Por Julian Rodrigues
Entrando no Uber, o carro tinha aquele plástico que separa motorista (de máscara) do passageiro. Já gostei.
Homem branco, uns 50 e poucos anos…
Voz baixa, tranquilo, articulado. Se diz fotógrafo o motorista.
Muito educado, expressa dúvidas sobre a eficácia e segurança das vacinas.
Faz questão de dizer que não gosta de política.
Eu entro contando como minha mãe fazia questão de seguir rigorosamente o cartão de vacinação, e como nos anos 1980 fizemos uma campanha gigantesca contra a poliomielite, citei Albert Sabin e tal.
Muito habilidoso e inteligente, o motorista refutou “narrativas”.
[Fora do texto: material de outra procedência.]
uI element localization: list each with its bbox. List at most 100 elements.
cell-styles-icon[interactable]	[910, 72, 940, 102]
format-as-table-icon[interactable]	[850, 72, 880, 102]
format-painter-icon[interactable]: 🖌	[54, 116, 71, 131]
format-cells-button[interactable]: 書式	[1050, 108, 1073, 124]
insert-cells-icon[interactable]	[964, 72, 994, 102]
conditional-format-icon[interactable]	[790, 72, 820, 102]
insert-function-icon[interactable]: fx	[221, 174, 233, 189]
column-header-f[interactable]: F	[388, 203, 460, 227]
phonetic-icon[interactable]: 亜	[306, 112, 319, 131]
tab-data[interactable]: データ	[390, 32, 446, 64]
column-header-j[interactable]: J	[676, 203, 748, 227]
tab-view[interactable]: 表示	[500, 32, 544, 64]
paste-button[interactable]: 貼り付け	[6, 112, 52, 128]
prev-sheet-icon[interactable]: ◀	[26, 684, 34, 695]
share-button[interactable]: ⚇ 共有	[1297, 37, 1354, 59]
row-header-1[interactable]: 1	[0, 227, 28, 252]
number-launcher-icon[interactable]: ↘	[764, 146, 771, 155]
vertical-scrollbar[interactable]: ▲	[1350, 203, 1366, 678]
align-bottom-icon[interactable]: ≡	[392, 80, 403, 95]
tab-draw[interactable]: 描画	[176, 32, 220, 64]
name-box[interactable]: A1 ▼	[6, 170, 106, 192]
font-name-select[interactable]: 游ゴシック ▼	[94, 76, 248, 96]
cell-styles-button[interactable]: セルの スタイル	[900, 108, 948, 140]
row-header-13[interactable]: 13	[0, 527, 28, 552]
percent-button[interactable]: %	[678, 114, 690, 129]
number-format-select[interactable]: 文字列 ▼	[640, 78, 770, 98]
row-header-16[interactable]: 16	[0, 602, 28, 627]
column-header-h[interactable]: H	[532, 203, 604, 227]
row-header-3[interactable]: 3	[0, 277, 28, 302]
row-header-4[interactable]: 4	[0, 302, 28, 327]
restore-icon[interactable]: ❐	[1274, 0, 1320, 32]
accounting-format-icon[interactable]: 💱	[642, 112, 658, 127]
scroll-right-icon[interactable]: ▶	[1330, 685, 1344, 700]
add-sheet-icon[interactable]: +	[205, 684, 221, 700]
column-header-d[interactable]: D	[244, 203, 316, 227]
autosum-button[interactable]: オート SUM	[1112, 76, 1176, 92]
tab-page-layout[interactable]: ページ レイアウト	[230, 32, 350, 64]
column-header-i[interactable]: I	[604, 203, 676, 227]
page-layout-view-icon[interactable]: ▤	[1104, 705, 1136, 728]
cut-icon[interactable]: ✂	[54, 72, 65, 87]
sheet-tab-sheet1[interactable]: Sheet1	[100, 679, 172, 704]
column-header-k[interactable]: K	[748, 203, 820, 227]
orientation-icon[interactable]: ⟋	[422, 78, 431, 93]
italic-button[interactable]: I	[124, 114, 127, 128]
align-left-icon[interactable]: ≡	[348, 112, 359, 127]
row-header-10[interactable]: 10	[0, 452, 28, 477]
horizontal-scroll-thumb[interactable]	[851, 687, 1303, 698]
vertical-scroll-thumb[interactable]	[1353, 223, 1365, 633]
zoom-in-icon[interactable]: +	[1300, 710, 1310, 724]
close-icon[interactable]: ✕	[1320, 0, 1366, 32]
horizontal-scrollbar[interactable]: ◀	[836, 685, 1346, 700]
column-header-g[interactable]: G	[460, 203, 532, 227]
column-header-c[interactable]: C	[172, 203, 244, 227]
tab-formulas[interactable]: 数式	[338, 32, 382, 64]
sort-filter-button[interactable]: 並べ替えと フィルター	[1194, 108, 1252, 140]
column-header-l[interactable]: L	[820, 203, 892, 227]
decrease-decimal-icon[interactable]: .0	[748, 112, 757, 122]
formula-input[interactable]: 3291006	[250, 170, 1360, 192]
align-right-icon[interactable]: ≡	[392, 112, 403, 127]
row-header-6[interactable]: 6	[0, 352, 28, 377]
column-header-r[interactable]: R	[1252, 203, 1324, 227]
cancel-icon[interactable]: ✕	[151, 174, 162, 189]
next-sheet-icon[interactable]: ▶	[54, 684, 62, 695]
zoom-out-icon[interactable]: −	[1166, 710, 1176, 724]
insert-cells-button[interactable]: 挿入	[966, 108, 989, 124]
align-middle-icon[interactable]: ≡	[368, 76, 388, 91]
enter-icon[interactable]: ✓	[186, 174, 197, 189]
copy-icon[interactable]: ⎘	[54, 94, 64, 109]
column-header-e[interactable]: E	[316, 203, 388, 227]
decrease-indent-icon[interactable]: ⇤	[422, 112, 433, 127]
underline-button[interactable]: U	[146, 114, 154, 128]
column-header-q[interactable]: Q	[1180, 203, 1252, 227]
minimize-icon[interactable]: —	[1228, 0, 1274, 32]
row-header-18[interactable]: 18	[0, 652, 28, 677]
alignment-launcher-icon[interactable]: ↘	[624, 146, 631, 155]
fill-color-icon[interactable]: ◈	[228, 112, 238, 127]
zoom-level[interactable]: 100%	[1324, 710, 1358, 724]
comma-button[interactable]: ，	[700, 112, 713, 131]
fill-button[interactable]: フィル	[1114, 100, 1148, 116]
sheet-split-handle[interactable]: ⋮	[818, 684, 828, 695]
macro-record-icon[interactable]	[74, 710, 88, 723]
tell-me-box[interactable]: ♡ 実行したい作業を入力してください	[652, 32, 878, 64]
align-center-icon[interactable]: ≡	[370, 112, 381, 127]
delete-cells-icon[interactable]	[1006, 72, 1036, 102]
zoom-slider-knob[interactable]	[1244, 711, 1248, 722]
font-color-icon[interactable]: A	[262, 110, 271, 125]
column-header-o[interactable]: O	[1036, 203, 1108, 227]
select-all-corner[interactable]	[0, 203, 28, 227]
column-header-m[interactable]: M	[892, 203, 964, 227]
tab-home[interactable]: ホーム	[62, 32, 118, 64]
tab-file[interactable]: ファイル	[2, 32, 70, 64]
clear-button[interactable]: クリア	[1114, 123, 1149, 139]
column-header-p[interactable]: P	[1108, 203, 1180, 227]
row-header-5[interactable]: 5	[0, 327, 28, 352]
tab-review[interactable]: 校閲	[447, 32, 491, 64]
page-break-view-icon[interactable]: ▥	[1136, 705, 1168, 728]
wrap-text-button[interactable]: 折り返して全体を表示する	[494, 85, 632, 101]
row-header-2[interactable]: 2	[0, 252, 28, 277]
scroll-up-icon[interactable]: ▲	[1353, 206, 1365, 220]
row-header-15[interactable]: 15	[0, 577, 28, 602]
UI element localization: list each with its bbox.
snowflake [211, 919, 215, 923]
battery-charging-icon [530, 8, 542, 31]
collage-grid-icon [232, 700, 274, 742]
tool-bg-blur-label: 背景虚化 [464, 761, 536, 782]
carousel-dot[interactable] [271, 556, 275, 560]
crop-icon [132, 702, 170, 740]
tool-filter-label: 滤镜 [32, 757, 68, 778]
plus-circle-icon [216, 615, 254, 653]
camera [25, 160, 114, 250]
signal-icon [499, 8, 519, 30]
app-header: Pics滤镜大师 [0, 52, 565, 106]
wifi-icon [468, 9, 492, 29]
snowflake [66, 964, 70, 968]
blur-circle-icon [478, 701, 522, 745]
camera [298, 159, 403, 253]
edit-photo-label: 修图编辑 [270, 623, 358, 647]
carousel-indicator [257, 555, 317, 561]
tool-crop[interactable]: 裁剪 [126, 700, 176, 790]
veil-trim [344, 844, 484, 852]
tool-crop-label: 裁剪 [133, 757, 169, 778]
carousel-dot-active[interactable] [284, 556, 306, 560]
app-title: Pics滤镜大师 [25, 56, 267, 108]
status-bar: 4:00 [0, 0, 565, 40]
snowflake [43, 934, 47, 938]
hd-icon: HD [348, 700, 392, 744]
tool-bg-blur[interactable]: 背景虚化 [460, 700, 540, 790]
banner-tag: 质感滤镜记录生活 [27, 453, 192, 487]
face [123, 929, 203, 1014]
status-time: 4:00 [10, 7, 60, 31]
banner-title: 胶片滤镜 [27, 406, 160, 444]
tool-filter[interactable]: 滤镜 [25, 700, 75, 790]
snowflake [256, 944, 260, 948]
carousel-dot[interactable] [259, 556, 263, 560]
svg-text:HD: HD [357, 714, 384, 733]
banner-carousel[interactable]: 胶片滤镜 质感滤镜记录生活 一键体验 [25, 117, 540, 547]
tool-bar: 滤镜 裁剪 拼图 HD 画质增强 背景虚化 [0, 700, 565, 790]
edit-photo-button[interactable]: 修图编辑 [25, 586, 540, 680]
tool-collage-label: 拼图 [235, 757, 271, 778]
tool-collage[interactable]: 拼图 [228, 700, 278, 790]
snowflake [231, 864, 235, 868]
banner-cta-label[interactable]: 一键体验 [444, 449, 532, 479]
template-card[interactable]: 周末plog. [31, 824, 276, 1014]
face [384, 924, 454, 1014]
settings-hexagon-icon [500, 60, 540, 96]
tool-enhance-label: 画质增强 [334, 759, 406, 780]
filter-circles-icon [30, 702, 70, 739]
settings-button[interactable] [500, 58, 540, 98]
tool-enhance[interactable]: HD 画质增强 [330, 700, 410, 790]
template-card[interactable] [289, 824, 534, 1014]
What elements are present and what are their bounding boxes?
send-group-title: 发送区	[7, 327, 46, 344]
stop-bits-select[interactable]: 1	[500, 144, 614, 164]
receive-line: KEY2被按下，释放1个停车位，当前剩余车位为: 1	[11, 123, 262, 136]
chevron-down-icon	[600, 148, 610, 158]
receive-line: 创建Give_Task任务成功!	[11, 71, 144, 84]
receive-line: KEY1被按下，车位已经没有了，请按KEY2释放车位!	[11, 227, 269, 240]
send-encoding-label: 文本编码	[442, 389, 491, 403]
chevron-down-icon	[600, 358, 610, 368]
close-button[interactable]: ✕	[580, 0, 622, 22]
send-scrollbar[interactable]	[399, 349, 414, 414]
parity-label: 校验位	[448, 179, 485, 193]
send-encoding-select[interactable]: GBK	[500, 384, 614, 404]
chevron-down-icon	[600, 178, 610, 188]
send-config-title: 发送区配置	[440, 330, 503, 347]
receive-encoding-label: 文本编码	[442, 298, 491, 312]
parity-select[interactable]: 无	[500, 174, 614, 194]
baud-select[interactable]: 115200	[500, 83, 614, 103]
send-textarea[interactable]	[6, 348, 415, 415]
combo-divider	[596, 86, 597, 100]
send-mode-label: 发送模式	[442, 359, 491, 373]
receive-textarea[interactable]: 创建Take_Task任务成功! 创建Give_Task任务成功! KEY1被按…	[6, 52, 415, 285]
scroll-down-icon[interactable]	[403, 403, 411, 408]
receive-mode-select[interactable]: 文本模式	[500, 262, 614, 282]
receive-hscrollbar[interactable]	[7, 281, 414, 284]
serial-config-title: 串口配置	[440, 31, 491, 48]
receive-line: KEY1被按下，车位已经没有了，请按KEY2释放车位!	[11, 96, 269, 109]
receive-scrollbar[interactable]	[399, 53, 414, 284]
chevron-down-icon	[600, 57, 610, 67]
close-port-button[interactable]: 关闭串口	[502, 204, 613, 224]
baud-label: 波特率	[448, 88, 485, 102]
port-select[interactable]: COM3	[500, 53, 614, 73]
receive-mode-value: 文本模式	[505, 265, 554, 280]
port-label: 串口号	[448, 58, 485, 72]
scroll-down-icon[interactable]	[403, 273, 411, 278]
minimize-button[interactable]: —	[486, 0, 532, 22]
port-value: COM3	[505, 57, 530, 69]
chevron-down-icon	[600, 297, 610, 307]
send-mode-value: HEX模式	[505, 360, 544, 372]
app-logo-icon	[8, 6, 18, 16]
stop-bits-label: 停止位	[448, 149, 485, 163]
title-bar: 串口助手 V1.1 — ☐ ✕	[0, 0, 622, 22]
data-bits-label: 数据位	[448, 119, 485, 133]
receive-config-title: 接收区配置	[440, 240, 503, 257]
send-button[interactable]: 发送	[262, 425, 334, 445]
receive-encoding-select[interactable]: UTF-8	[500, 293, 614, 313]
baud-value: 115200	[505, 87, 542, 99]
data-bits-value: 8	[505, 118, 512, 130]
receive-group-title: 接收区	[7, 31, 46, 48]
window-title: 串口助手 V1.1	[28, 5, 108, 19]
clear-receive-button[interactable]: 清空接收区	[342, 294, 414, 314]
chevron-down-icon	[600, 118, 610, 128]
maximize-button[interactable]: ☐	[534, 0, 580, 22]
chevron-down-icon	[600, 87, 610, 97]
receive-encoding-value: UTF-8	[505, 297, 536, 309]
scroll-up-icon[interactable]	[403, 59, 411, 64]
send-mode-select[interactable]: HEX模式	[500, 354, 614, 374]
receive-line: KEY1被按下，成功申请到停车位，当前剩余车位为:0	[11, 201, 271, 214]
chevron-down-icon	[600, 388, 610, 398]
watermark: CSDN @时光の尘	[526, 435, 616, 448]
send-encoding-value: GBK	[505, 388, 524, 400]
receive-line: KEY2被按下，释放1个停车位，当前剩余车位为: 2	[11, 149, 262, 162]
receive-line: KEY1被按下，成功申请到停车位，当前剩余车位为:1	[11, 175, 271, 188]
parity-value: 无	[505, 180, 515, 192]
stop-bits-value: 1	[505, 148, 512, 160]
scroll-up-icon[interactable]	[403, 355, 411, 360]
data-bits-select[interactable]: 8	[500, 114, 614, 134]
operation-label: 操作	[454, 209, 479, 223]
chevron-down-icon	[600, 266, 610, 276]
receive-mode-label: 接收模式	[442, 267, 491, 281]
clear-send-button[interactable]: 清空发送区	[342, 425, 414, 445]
Perguntou se eu acreditava na Globo. Afirmou que falta transparências às vacinas.
Quando eu citei a OMS, ele disse: “Você acredita na OMS, eles falaram que não era para usar máscara e mudaram de ideia”.
Ah, o papo começou com o motorista demarcando: Temos que orar para as coisas melhorarem, acredito muito em Deus.
Impressionado com a boa educação e a capacidade cognitiva do meu interlocutor, eu abordei as redes de fake news e sugeri a diversificação de suas fontes.
Minha ficha caiu quando ele fez menção à corrupção e atacou a China comunista. Percebi que estava diante de um bolsonarista.
Fiquei pensando nas pesquisas sócio-antropológicas que tentam mapear tipos e perfis dos apoiadores do fascista.
Surpreendentemente, o sujeito continuou cordial, sem alterar o tom de voz depois que perguntei em quem tinha votado e ele confirmou a opção 17.
Se declarou apolítico, mas votou no Bolsonaro.
Não confronta a vacina diretamente, mas coloca dúvidas (“morreram grávidas que tomaram Astrazeneca; cientistas afirmam que quem já teve Covid não deve se vacinar, tenho um amigo em Londres que…).
Desci do carro e cumprimentei-o pela postura educada e pelo debate de alto nível. Sugeri que procurasse outras fontes para confrontar suas informações com outros pontos de vista.
Ele citou um site que não consegui anotar, foi onde o “cientista” questionou a falta de transparência das vacinas.
Argumento central do meu simpático motorista, que repetia: não sou contra vacinas, mas…
Desci do carro impactado. A rede de difusão das ideias bolsonaristas é algo muito maior que Bolsonaro.
Não se trata apenas daquele núcleo duro fascista, nem somente das mulheres pobres evangélicas que optaram pelo voto 17.
Há várias camadas aí – isso já sabíamos, claro.
Vai nos exigir muita luta ideológica-cultural e construção de outra estrutura de comunicação para neutralizar/reverter a doutrinação direitista e extremista que fez a cabeça de milhões e milhões de pessoas.
*Julian Rodrigues é professor e jornalista, ativista LGBTI e de DH, mestre em ciências humanas e sociais, militante do PT.